Enbridge Inc. (TSX:ENB)(NYSE:ENB) is a dividend-growth king that’s a core holding for many Canadian investors. With shares falling ~22% from 52-week highs, is it time to be a buyer or a seller as shares continue to pick up negative momentum heading into the holiday season?
Still a great deal of uncertainty
Newly proposed pipeline projects are facing a lot of resistance, and this is probably going to be a headwind that’s going to stick around for the long haul. Management stated that the Line 3 pipeline needs to be replaced, but there has been a tonne of opposition from protesters, so it’s going to be very difficult to for the company to make progress, as it looks for approval across the geographies it runs through. Construction is already moving forward in Canada, Wisconsin, and North Dakota, but the company’s is still waiting for approval by the state of Minnesota, which is expecting to publicly announce a decision in April 2018.
The Line 3 replacement project is expected to be a huge growth driver once it’s in service in a few years, so should Minnesota announce the approval of the project, I suspect Enbridge shares could start to rally after losing ground over the past few years.
I still believe Enbridge is still completely capable of delivering 10% in annual dividend growth until 2024 should all things go according to plan, but it’s also quite possible that the dividend-growth forecast may be downgraded should management decide to focus its efforts on longer-term investments or to use the cash to chip away at the debt.
Valuation
Shares of Enbridge trade at a 23.49 price-to-earnings multiple, a 1.5 price-to-book multiple, and a 9.6 price-to-cash flow multiple, all of which are lower than the company’s five-year historical average multiples of 65.6, 4.5, and 12.8, respectively. The stock is really cheap, but it will likely continue to face a tonne of volatility in the meantime, as investors’ fear increases due to the cloud of uncertainty following the company.
Bottom line
Enbridge is coming off a Q3 2017 earnings miss, and there are fears over what may happen if Minnesota doesn’t give the green light to one of its critical projects. Enbridge is still a cheap dividend-growth king, but investors shouldn’t panic if the magnitude of dividend growth going forward isn’t as high as it’s been in the past.

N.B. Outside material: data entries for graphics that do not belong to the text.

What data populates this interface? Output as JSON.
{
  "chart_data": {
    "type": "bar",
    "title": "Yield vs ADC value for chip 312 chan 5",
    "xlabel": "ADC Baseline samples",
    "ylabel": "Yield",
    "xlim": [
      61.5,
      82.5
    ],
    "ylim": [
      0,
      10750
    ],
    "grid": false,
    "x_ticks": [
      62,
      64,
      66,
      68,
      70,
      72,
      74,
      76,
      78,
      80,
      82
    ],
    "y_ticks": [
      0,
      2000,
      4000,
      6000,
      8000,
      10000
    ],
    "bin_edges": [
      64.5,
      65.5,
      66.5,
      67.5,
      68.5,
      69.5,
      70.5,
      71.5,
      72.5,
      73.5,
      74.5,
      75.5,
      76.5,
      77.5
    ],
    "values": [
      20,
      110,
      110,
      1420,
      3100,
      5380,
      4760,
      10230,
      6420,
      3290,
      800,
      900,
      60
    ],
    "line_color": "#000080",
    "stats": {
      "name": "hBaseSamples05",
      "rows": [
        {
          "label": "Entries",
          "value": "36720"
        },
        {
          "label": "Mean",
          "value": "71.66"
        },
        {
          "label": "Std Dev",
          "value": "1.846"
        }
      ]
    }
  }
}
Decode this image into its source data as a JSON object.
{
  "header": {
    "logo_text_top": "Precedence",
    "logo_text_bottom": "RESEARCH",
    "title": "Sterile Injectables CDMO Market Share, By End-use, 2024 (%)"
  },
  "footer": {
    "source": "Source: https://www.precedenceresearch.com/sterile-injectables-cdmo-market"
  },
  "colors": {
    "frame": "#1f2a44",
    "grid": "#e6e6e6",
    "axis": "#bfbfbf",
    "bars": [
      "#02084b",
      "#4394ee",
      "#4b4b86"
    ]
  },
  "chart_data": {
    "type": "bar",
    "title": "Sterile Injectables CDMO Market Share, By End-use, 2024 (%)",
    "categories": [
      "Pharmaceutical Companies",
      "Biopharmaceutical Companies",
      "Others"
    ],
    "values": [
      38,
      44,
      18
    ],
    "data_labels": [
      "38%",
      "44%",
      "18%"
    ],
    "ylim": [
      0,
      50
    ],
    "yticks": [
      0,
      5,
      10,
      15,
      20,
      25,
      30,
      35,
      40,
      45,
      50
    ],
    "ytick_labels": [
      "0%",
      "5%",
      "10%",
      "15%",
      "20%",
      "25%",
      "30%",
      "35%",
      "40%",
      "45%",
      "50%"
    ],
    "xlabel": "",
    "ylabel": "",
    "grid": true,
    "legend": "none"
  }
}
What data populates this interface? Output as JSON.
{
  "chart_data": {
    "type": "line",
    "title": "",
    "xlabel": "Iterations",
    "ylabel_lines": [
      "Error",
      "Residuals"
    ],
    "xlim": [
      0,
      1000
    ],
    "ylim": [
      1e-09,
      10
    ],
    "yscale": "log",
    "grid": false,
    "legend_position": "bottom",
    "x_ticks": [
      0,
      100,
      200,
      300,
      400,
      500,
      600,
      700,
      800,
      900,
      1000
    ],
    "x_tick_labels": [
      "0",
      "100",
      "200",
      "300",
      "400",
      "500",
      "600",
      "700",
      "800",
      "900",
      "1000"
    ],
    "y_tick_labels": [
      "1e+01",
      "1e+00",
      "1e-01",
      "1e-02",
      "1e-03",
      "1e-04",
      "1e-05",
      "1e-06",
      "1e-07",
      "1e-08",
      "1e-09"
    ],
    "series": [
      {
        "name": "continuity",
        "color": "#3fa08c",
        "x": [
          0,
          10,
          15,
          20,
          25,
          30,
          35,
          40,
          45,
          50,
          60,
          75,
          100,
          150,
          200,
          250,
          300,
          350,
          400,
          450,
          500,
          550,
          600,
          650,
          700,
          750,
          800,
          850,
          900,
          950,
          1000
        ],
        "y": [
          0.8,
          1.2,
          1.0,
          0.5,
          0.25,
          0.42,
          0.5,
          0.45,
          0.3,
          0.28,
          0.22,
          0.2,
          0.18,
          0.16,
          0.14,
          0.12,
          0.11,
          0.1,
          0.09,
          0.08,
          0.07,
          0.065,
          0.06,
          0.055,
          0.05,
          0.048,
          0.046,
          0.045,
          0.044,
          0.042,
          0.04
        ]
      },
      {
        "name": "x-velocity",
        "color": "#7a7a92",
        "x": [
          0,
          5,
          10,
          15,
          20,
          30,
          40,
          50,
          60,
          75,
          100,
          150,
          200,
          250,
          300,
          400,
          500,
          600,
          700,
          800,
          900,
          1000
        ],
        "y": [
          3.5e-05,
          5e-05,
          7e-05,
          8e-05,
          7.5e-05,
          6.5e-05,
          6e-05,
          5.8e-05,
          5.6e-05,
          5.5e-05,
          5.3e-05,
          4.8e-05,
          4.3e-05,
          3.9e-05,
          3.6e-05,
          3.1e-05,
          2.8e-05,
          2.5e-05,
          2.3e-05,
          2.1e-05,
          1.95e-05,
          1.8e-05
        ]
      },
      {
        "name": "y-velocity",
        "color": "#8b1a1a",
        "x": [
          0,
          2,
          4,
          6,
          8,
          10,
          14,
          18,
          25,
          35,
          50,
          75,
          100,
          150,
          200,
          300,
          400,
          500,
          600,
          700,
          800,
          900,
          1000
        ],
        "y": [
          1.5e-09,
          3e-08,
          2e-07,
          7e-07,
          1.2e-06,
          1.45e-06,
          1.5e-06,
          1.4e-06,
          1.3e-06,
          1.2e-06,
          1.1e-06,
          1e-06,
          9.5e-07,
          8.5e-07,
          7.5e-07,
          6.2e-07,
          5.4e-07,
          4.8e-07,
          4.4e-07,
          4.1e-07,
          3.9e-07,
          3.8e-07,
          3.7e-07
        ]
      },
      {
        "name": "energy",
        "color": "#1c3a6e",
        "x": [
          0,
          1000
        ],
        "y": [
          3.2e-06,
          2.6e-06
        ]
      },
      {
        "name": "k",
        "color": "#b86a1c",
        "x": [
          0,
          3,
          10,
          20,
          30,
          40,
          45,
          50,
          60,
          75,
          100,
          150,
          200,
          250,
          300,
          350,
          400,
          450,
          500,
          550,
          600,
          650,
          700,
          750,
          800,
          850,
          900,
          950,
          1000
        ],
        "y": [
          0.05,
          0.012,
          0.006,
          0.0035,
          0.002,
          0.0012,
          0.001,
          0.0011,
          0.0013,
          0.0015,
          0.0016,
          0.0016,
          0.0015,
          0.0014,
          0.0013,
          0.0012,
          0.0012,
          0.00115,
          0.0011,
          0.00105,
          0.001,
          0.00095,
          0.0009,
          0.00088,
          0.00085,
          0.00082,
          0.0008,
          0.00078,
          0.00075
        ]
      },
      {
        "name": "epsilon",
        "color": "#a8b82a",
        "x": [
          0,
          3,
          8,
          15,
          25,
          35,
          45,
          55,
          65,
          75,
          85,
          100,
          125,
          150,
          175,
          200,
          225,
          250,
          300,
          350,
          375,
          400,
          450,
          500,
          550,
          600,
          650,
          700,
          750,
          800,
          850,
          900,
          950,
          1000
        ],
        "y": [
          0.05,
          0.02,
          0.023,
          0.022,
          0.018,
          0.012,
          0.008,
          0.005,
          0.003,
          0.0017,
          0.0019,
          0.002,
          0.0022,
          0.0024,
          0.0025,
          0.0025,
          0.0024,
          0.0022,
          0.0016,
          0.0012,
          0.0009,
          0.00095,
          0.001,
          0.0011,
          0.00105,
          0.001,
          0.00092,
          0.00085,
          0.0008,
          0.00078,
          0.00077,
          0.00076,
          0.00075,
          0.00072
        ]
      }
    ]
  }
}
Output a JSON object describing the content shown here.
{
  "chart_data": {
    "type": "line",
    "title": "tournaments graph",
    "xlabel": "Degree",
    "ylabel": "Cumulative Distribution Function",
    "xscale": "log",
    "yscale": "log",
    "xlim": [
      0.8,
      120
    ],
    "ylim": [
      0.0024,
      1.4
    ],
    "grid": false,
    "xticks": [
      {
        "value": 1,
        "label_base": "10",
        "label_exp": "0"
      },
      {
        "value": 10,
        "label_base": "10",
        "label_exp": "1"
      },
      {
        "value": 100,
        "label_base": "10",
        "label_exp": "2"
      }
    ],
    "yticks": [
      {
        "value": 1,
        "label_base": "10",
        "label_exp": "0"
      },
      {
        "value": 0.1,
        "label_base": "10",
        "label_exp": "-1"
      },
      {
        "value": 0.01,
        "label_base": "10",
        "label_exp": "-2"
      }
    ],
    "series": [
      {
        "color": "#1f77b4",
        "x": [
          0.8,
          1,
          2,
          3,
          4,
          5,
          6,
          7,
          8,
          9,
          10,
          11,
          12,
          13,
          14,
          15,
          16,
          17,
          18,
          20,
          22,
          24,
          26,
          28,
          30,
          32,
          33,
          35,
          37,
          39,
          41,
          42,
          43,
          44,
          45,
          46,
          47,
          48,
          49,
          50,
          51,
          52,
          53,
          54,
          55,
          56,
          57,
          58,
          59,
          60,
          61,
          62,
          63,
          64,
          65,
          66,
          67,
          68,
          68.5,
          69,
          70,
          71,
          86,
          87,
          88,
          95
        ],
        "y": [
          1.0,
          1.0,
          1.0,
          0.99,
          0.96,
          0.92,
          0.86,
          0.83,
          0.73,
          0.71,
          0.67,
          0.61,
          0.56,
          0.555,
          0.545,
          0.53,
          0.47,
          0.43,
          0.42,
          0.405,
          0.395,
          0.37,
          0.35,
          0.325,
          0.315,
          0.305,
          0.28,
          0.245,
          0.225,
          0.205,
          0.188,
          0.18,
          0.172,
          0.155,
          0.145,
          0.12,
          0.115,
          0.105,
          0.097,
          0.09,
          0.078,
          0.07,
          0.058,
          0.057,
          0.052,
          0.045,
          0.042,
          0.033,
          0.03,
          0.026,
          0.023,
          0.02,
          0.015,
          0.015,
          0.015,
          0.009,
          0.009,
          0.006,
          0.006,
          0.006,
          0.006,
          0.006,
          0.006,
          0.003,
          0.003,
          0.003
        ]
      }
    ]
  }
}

For income investors with a stomach for near-term volatility, Enbridge is a terrific buy on the dip. Just make sure you’ve got cash on the sidelines to buy more, since it’s likely the stock could continue its tumble as the dividend yield (currently at 5.31%) inches closer towards the 6% level.
Enbridge is still a shareholder-friendly company whose management team is doing everything it can to keep its promise of delivering a 10-12% annual dividend-growth rate.